Skills vs native tools vs MCP
| Topic | Skills | Native tools | MCP |
|---|---|---|---|
| Primary job | Teach an agent how to use a capability end to end. | Expose built-in product actions such as search, edit, or terminal. | Expose live APIs or data sources over a standard protocol. |
| Best for | Installation flows, auth, usage patterns, and tool-selection guidance. | Core operations the product already ships with and manages directly. | Dynamic integrations that need structured requests and responses at runtime. |
| Main limitation | They describe usage, but they do not replace the underlying runtime. | They are product-specific and usually cannot be redistributed across agents. | It solves transport, not onboarding. Agents still need guidance on when to use it. |
How AnyCap uses skills as a distribution layer
AnyCap separates capability execution from capability discovery. The CLI and runtime handle the actual multimodal work, while the skill tells the agent how to reach that runtime inside its own environment.
That design keeps distribution lightweight. Instead of building a separate integration surface for every agent product, AnyCap ships a consistent runtime plus a thin layer of agent-specific instructions. The result is faster rollout, less duplicated integration code, and more predictable behavior inside real agent workflows.
It also makes maintenance simpler. When a new capability is added, the runtime can stay stable while the skill file is updated with new examples, trigger rules, and model choices.
Practical examples
Image generation
A coding agent creating launch assets can read the skill, install the AnyCap runtime, authenticate once, and then call image generation when a user asks for hero art or product illustrations.
Video generation
An agent preparing a release can switch from writing release notes to generating a short product demo video because the skill explains which command to call and how async polling works.
Vision analysis
A UI-review agent can upload a screenshot, run image analysis, and use the structured output to identify accessibility issues or summarize layout regressions.
AnyCap distribution pattern
# Install through skills.sh
npx -y skills add anycap-ai/anycap -a claude-code -y
# Or switch the agent target
npx -y skills add anycap-ai/anycap -a codex -y
In practice, the only thing that changes across targets is the installation surface. The underlying AnyCap runtime stays the same, which is what makes skills an efficient packaging and distribution mechanism for multimodal agent capabilities.
FAQ
What is an agent skill?
An agent skill is an instruction file that tells an AI agent what a capability does, how to install it, how to authenticate, when to call it, and which commands or examples to reuse during execution.

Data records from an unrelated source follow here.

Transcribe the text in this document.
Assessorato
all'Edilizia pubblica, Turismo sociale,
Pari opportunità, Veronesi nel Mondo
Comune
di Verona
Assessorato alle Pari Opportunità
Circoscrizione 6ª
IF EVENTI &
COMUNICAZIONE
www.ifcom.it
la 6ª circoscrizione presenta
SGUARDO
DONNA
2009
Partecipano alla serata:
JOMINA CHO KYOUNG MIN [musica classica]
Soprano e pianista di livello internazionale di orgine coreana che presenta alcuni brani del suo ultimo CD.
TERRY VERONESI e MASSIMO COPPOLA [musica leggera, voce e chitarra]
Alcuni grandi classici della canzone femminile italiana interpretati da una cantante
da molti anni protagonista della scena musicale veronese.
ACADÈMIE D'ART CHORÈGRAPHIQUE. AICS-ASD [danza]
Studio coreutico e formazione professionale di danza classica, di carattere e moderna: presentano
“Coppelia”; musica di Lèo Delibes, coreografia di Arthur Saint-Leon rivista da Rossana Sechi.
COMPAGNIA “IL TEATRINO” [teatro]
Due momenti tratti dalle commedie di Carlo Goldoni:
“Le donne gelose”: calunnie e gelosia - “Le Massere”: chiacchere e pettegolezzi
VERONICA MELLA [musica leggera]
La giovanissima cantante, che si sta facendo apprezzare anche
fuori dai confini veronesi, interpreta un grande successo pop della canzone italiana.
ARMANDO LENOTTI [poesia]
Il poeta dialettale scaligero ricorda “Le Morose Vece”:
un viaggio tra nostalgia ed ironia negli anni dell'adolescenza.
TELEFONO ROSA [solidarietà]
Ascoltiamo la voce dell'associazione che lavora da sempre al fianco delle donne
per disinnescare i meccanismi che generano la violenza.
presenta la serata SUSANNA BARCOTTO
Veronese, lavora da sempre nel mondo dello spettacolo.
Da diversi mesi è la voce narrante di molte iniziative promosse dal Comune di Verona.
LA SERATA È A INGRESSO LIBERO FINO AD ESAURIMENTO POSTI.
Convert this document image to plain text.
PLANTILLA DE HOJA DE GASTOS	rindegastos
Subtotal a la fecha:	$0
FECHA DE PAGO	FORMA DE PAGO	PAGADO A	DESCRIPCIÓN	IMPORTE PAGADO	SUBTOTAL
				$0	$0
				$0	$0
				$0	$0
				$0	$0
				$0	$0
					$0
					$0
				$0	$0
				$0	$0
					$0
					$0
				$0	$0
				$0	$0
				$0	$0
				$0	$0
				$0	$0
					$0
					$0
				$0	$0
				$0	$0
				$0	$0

How are skills different from MCP?
Skills explain workflow and tool selection. MCP exposes live tools and data over a protocol. In practice, MCP can provide the capability surface, while the skill teaches the agent when and how to use that surface correctly.
Why do developer agents need skills if they can already use shell commands?
Shell access gives an agent raw execution power, but not reliable operating instructions. Skills reduce mistakes by packaging install steps, authentication, trigger rules, and command examples in a form the agent can follow repeatedly.
Why does AnyCap distribute capabilities through skills?
Because skills let AnyCap expose one multimodal runtime to several agent products without rebuilding the integration for each one. The runtime stays consistent while the instructions are adapted to the target agent.